Tips for Dealing with Conflicts Involving Accountants

The key to cases such as the one discussed above is to know what questions to ask and to ensure that these questions are appropriately addressed by the accountant prior to the commencement of any work.  Below are some examples of questions that can be posed, whether you are retaining an accounting expert to assist you in your case or you are involved in a case where an expert has been retained by the Crown:

  • Does the firm circulate a conflict check for every litigation assignment?  If not, how are conflicts identified?
  • If the firm circulates conflict checks on litigation assignments, ask to see a copy.  Were the correct parties identified?  Are there any individuals or businesses involved in the case that were omitted?
  • How does the firm define what constitutes a conflict?
  • If a potential conflict is identified, what steps are taken by the firm to determine whether the engagement is accepted?  Are these steps documented?
  • Does the firm have a professional standards group or engagement acceptance committee?  What role does this group play in terms of identifying conflicts, evaluating conflicts, and / or determining which assignments can be accepted?
  • How does the firm manage conflicts?  If mechanisms such as Chinese Walls and Cones of Silence are utilized, are these in place at all times?  Or are they instituted only once a conflict has been identified?
  • Is the effectiveness of Chinese Walls and Cones of Silence monitored throughout the course of the engagement?
  • If multiple parties are involved in the case, was informed consent obtained prior to accepting the engagement?  Was the information provided to each party documented?  Was the same information provided to each party?
  • Prepare a timeline of events, and identify when the conflict was identified, when the relevant parties were notified, when consent was obtained to accept the engagement, and when the accountant commenced his / her work.
  • Examine file notes and develop an understanding of the accounting expert’s thought process / analysis of the conflict, as well as how it was managed.
  • Does the accounting expert monitor the existence of conflicts only at the onset of the engagement, or is a search performed periodically during the course of the engagement?
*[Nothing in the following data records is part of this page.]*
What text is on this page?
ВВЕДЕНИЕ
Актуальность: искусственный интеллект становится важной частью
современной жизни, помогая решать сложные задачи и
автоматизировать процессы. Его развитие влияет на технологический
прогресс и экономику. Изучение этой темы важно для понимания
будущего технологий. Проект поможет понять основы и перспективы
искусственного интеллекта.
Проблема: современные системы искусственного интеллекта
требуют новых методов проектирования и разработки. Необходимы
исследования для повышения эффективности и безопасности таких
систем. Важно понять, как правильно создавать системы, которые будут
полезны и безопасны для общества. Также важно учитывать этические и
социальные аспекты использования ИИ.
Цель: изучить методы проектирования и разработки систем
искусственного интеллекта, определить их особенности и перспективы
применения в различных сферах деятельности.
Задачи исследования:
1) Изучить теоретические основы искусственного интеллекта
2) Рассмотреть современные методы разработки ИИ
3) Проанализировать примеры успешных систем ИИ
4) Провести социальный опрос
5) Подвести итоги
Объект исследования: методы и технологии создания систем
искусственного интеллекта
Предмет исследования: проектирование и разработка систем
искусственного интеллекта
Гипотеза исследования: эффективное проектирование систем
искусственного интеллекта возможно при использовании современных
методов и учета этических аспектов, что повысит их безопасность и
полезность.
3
As discussed above, conflicts of interest can create serious issues in litigation matters.  It is important to ensure you understand how the forensic accountant identifies conflicts and to distinguish between the determination that no conflict exists, versus a potential conflict that has been identified but is being managed through various mechanisms / techniques such as Chinese Walls and Cones of Silence.  This is a critical distinction since the possibility of a conflict does not necessarily indicate a conflict truly exists.  Although professional standards provide some guidance in terms of how to identify and manage conflicts, it is still highly subject to professional judgment, and the facts must be evaluated on a case-by-case basis.


Published in March 2015 edition of The Advocates’ Journal.

The statements or comments contained within this article are based on the author’s own knowledge and experience and do not necessarily represent those of the firm, other partners, our clients, or other business partners.